Au milieu de l’année, les enquêteurs fédéraux se sont rendus là où tout a commencé: sur la côte ouest de l’Afrique, en Gambie. C’était la fin du mois de juin, la saison chaude et humide, la saison des pluies. Les enquêteurs de l’Office fédéral de la police (Fedpol) et du Ministère public de la Confédération (MPC) ont voulu reconstituer l’un des plus grands cas de torture que la Suisse ait jamais eu à traiter.
Les enquêtes se poursuivent depuis plus de quatre ans. Elles sont dirigées contre Ousman Sonko, ancien ministre de l’Intérieur de la Gambie. Il a été arrêté dans un centre d’asile de Berne le 26 janvier 2017. Depuis lors, il est en détention provisoire.
Des conversations en Gambie étayent un soupçon de crime
Le Ministère public de la Confédération l’accuse de crimes contre l’humanité. Ousman Sonko aurait agi en tant que bras droit du dictateur gambien Yahya Jammeh dans les années précédant sa fuite en Suisse en 2017. Dans ses fonctions de ministre de l’Intérieur et de chef de la police, il a ordonné des arrestations arbitraires, des actes de torture et des violences sexuelles, qualifiés de crimes de guerre par le bureau du procureur général.
En Gambie, les enquêteurs fédéraux ont interrogé de nombreux témoins. Les entretiens ont encore renforcé les soupçons qui pèsent sur Ousman Sonko. Fin juillet, le Ministère public de la Confédération a donc demandé une prolongation de sa détention jusqu’à fin octobre au moins.
Torture systématique
L’homme politique déchu a toutefois fait appel. Dans une nouvelle décision du Tribunal pénal fédéral, que nos collègues du Sonntagsblick ont pu consulter, ce recours a été rejeté. L’ancien ministre de l’intérieur reste en détention dans l’attente de son procès. On craint qu’il ne s’échappe.
Il est très rare que la Suisse enquête sur des étrangers qui ont commis leurs crimes loin d’ici. Cela est rendu possible par la compétence universelle, qui permet d’enquêter sur des crimes graves en vertu du droit international.
Les accusations portées contre Ousman Sonko sont en effet lourdes. La délégation suisse qui a interrogé des témoins en Gambie est arrivée à la conclusion que le criminel de guerre présumé avait systématiquement utilisé la torture contre les adversaires de l’état. Des unités de sécurité sous le commandement de Ousman Sonko auraient même délibérément tué des membres de l’opposition. L’ancien ministre de l’intérieur le nie.

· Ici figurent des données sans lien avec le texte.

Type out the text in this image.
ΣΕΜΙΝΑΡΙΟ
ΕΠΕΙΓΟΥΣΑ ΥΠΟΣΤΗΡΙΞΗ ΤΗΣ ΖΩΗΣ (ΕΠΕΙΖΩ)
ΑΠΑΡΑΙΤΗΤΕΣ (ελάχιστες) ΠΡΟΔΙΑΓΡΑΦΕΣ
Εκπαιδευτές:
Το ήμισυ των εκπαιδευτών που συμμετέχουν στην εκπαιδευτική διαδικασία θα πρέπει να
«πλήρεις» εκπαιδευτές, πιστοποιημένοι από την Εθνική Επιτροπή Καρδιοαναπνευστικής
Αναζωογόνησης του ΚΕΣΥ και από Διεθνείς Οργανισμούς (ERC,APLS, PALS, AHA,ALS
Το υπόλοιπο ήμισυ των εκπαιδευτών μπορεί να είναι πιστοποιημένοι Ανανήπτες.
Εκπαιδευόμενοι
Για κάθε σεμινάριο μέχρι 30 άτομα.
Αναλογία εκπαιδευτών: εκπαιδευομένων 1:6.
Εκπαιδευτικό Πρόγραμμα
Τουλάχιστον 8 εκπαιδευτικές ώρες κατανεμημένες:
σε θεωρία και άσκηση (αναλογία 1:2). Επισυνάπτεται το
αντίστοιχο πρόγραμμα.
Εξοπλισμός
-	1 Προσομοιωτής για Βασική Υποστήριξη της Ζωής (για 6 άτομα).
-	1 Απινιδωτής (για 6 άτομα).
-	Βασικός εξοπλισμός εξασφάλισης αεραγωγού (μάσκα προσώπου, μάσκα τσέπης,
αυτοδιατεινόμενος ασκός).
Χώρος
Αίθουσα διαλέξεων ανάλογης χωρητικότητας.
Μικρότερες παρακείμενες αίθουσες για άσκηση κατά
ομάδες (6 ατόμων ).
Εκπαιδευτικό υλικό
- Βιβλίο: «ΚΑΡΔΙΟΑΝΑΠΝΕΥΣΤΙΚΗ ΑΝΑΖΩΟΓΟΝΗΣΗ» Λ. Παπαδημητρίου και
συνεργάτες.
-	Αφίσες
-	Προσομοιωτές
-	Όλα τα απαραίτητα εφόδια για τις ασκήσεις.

Sonko et Jammeh étaient «très proches»
Lors d’un entretien avec les enquêteurs fédéraux, un témoin a indiqué qu’il avait été arrêté par les unités de Ousman Sonko en 2016 lors d’une manifestation contre le régime et emmené dans la célèbre prison de Mile 2 à Banjul, la capitale de la Gambie. Selon l’organisation de défense des droits de l’homme Amnesty International, les prisonniers politiques y étaient maltraités pendant la dictature de Yahya Jammeh. Le témoin a également fait état de tortures. Et il a dit aux enquêteurs qu’il avait vu Ousman Sonko en personne dans le cadre de son arrestation.
Plusieurs personnes interrogées ont également déclaré que la relation entre le ministre et le dictateur avait été «très étroite». Une chose que Ousman Sonko nie également. Il aurait été traité par Yahya Jammeh comme n’importe quel autre ministre.